I do worry that my final choice for my Book Monsters Advent 2017 day 24, is a little unorthodox maybe, but bare with me. On this blog, and other children’s blogs I read, we focus (and quite rightly) on the new and future releases in children’s books, but for my final advent, I wanted to go a little retro, to something I loved as a child. Because, my blog is all about honesty and sharing books that I really believe children will enjoy. So, bare with me, while I have a bit of self indulgence, celebrating the wonderful Mr Men by Roger Hargreaves and published by Egmont.
There has recently, in readiness for Christmas I imagine,been some books released based on the Mr Men series, specifically for adults including Surviving Motherhood, Online Dating, etc. I haven’t read them, so I’ve no idea what they’re like, but they are clearly aimed at my generation, and why? Because we grew up with the originals of these amazing books and love them.
We give a lot of blog space to the brilliant new books arriving daily from talented authors and illustrators, and don’t get me wrong, that’s absolutely how it should be, but sometimes I also really want to celebrate the classics which our grandparents, parents, or indeed ourselves, grew up with. Those memories and that nostalgia is a very powerful thing, and only quality children’s books generally evoke that.
I had many favourites as a child, being always surrounded by books. But the Mr Men stories were a bit favourite of mine. You can still buy the Mr Men books individually, or in a complete set like this one, which is in a lovely carry case for ease of storage, and I urge you to introduce your children to these little gems. 47 timeless stories about a whole array of funny, oddball characters, most of which we can very much identify with. Most children will recognise themselves, or someone they know, in one of these books.
Each of these little tiny books contains a perfect bedtime story. Just the right length to read at night, juicy enough of a story, but not too long to allow for boredom. Beautifully narrated, these books have a real style to them, so easy to read out loud and for children to follow and with a gorgeously quaint sense of humour. The bright clear characters all have their own slightly bonkers personality, but there is consistency among the range which give children a sense of familiarity. The pictures are bright and not overly fussy, all aiding children’s comprehension of the tales.
Many of them have little morals, such as Mr Uppity learning how to say please and thank you, and Mr Snow learning how to be helpful (In fact, I so wish I’d thought of reading Mr Snow to my story time group at our recent Christmas storytime. They would have loved it!). These are the kinds of books that children (as I did) will read over and over again, and enjoy more each time. The set is large enough to allow parents a bit of variety in reading them too.
Roger Hargreaves was a classic, a most fabulous illustrator and writer, who managed to inject charm, humour and warmth into these simple little stories, and I believe we should cherish authors and illustrators with this talent, whether past or present. So, just remember these little old gems we loved, as we launch into a new year of wonderful books!
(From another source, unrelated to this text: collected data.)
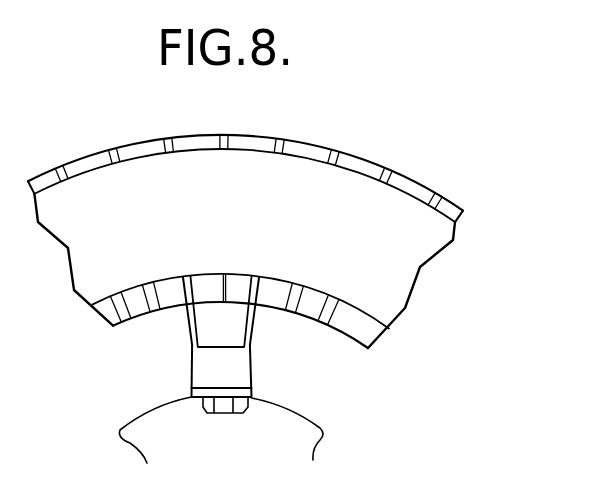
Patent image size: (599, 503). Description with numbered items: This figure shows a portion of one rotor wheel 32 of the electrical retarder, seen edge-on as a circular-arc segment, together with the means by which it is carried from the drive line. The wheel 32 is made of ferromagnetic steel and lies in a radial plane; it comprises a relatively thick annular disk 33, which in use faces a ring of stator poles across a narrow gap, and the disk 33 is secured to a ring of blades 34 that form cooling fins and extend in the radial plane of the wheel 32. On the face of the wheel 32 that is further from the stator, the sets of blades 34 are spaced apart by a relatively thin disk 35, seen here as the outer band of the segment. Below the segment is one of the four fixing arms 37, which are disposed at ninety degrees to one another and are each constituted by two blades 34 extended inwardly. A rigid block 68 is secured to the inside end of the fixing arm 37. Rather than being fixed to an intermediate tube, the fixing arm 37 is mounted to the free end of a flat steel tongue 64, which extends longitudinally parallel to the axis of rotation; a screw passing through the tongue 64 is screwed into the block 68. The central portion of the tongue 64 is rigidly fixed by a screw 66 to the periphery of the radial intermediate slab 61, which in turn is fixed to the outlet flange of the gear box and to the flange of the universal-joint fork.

The wheel 32 is at (318, 145).
The annular disk 33 is at (405, 228).
The blades 34 is at (186, 291).
The thin disk 35 is at (359, 156).
The fixing arm 37 is at (189, 366).
The radial intermediate slab 61 is at (295, 442).
The steel tongue 64 is at (252, 393).
The screw 66 is at (225, 413).
The rigid block 68 is at (240, 362).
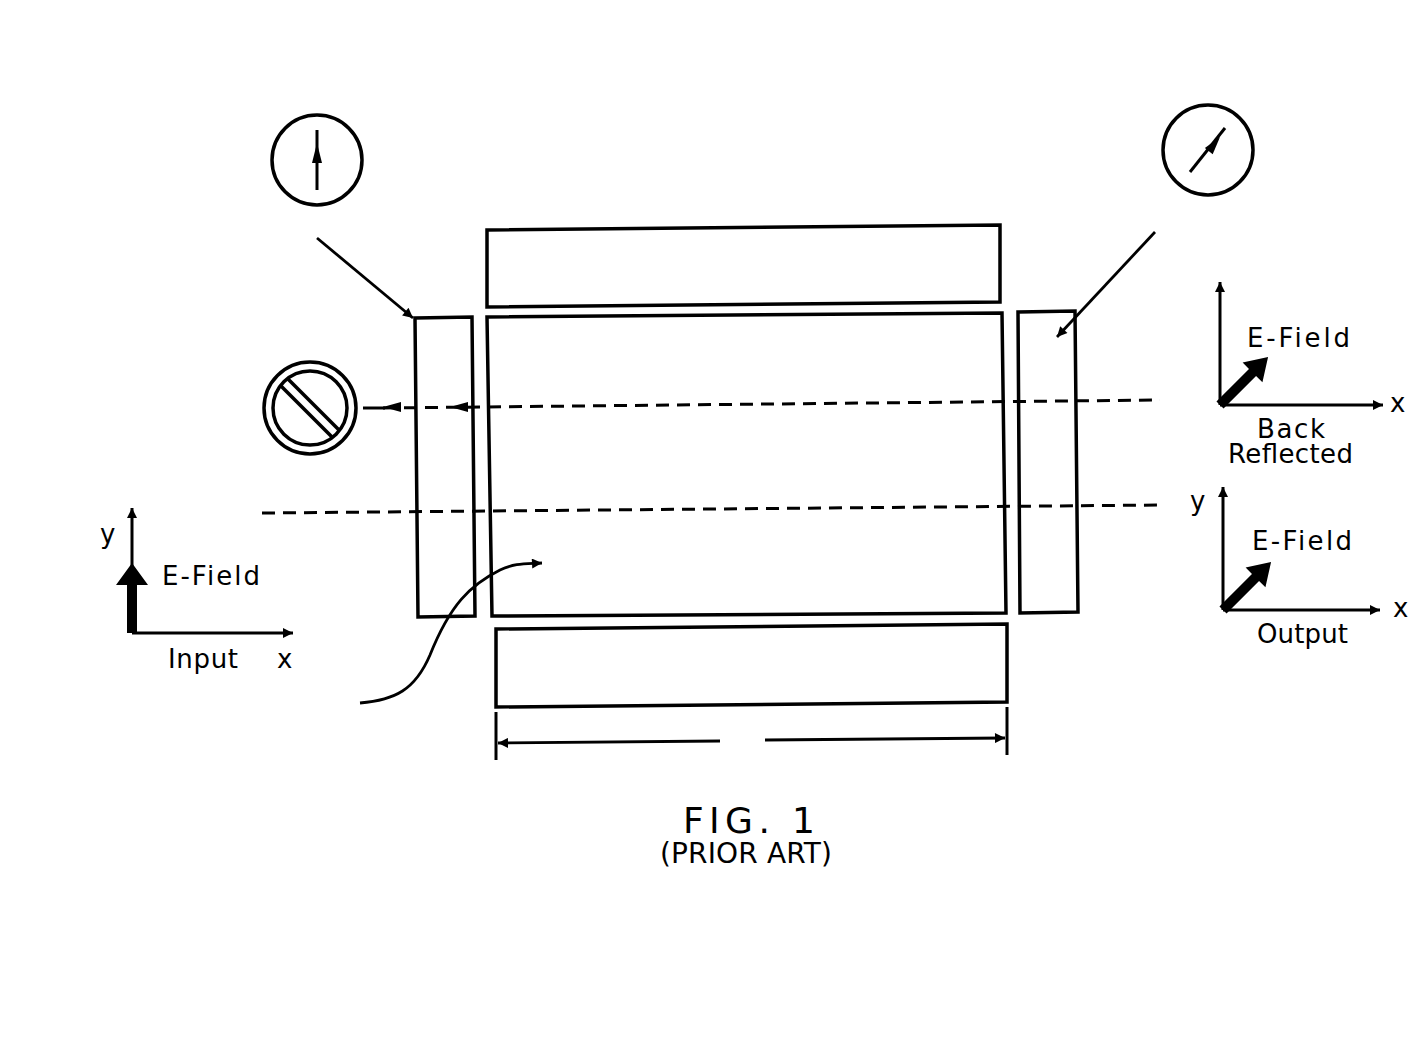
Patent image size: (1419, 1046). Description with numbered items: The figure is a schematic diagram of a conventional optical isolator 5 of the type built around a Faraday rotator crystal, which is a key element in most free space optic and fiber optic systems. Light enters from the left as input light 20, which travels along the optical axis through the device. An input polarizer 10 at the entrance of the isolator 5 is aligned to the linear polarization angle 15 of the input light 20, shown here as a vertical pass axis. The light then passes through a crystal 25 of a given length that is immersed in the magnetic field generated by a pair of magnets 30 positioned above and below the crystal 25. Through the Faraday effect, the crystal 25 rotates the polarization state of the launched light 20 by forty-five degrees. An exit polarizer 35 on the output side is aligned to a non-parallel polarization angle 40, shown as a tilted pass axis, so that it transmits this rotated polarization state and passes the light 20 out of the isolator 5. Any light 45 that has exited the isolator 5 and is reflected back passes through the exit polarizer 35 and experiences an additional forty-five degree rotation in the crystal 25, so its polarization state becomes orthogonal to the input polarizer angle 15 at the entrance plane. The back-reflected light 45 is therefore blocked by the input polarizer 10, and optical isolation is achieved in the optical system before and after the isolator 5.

The optical isolator 5 is at (605, 160).
The input polarizer 10 is at (432, 318).
The linear polarization angle 15 is at (268, 152).
The input light 20 is at (385, 512).
The crystal 25 is at (491, 619).
The magnets 30 is at (818, 226).
The exit polarizer 35 is at (1058, 312).
The non-parallel polarization angle 40 is at (1162, 143).
The back-reflected light 45 is at (1090, 400).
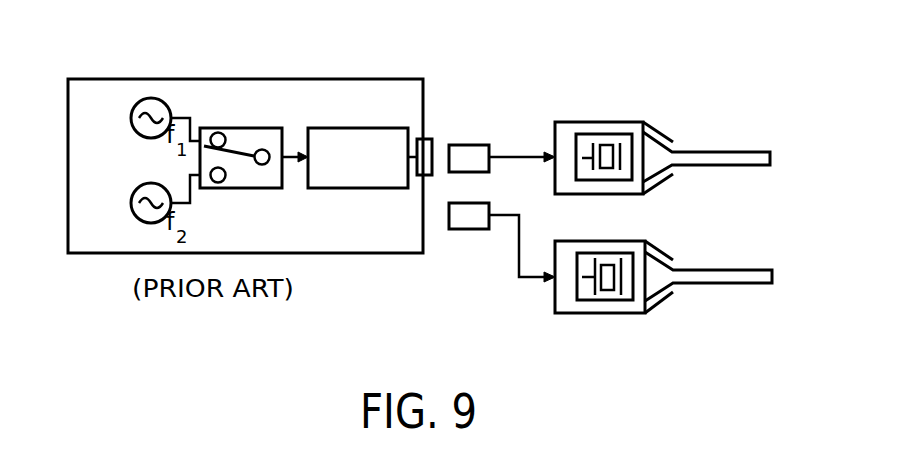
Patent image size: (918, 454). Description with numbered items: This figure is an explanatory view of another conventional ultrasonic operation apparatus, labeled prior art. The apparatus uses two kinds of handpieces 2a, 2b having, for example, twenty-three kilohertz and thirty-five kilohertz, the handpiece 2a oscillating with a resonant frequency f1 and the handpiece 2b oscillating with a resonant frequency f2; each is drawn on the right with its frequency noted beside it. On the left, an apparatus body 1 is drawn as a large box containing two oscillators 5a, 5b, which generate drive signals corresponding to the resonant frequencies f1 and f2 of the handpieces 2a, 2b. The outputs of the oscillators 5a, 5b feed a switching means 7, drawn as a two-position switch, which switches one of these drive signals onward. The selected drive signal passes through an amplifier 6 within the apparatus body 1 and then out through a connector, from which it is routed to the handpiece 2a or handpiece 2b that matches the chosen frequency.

The apparatus body 1 is at (272, 79).
The oscillator 5a is at (131, 118).
The oscillator 5b is at (131, 203).
The switching means 7 is at (268, 128).
The amplifier 6 is at (376, 189).
The handpiece 2a is at (607, 121).
The handpiece 2b is at (636, 314).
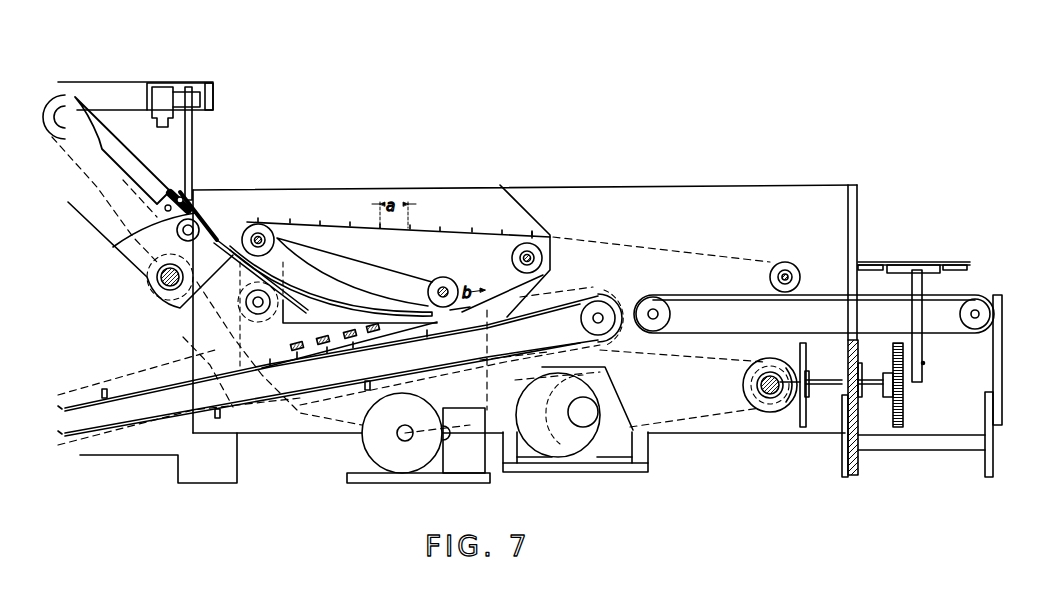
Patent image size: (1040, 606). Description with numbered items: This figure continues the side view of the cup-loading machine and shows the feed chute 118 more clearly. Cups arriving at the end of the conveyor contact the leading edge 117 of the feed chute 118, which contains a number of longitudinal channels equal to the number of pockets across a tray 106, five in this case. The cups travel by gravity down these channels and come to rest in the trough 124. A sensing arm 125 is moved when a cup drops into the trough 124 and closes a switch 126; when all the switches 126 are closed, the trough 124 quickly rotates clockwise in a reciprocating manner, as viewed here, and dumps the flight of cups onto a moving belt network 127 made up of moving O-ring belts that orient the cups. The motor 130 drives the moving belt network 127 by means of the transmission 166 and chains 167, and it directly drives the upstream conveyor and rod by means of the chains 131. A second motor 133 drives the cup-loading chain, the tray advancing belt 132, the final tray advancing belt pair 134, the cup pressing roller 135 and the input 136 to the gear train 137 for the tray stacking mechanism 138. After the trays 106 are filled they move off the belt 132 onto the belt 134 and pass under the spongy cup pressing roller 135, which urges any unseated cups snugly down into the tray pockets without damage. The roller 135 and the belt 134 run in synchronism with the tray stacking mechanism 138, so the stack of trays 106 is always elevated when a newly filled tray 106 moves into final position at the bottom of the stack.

The tray 106 is at (948, 262).
The leading edge 117 is at (90, 102).
The feed chute 118 is at (131, 160).
The trough 124 is at (137, 247).
The sensing arm 125 is at (193, 160).
The switch 126 is at (175, 98).
The moving belt network 127 is at (240, 318).
The motor 130 is at (385, 447).
The chains 131 is at (330, 412).
The tray advancing belt 132 is at (125, 437).
The motor 133 is at (568, 438).
The final tray advancing belt pair 134 is at (746, 299).
The cup pressing roller 135 is at (800, 264).
The input 136 is at (740, 385).
The gear train 137 is at (787, 410).
The tray stacking mechanism 138 is at (934, 290).
The transmission 166 is at (468, 457).
The chains 167 is at (278, 378).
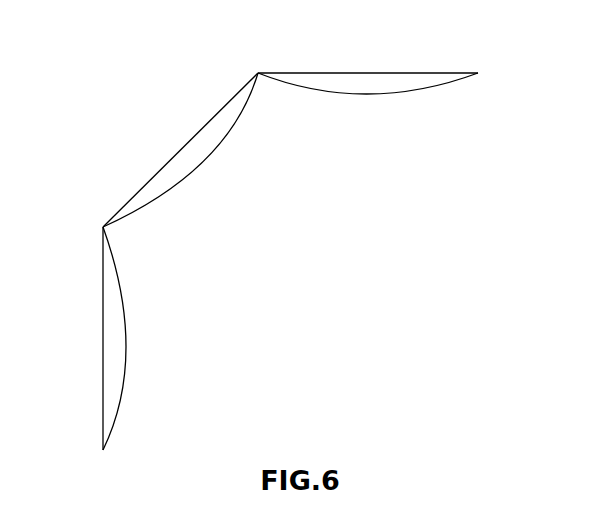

And please do leave comments of your favourite childhood book. I’d love to hear what your favourites were, and maybe they’ll be featured on Book Monsters next year too!
Thank you for reading, sharing, commenting and supporting Book Monsters throughout 2017. I’m incredibly grateful to every single person who has helped in some way. Next year, more graphic novels, more non-fiction, and more great books!
Merry Christmas to all you lovely Book Worms!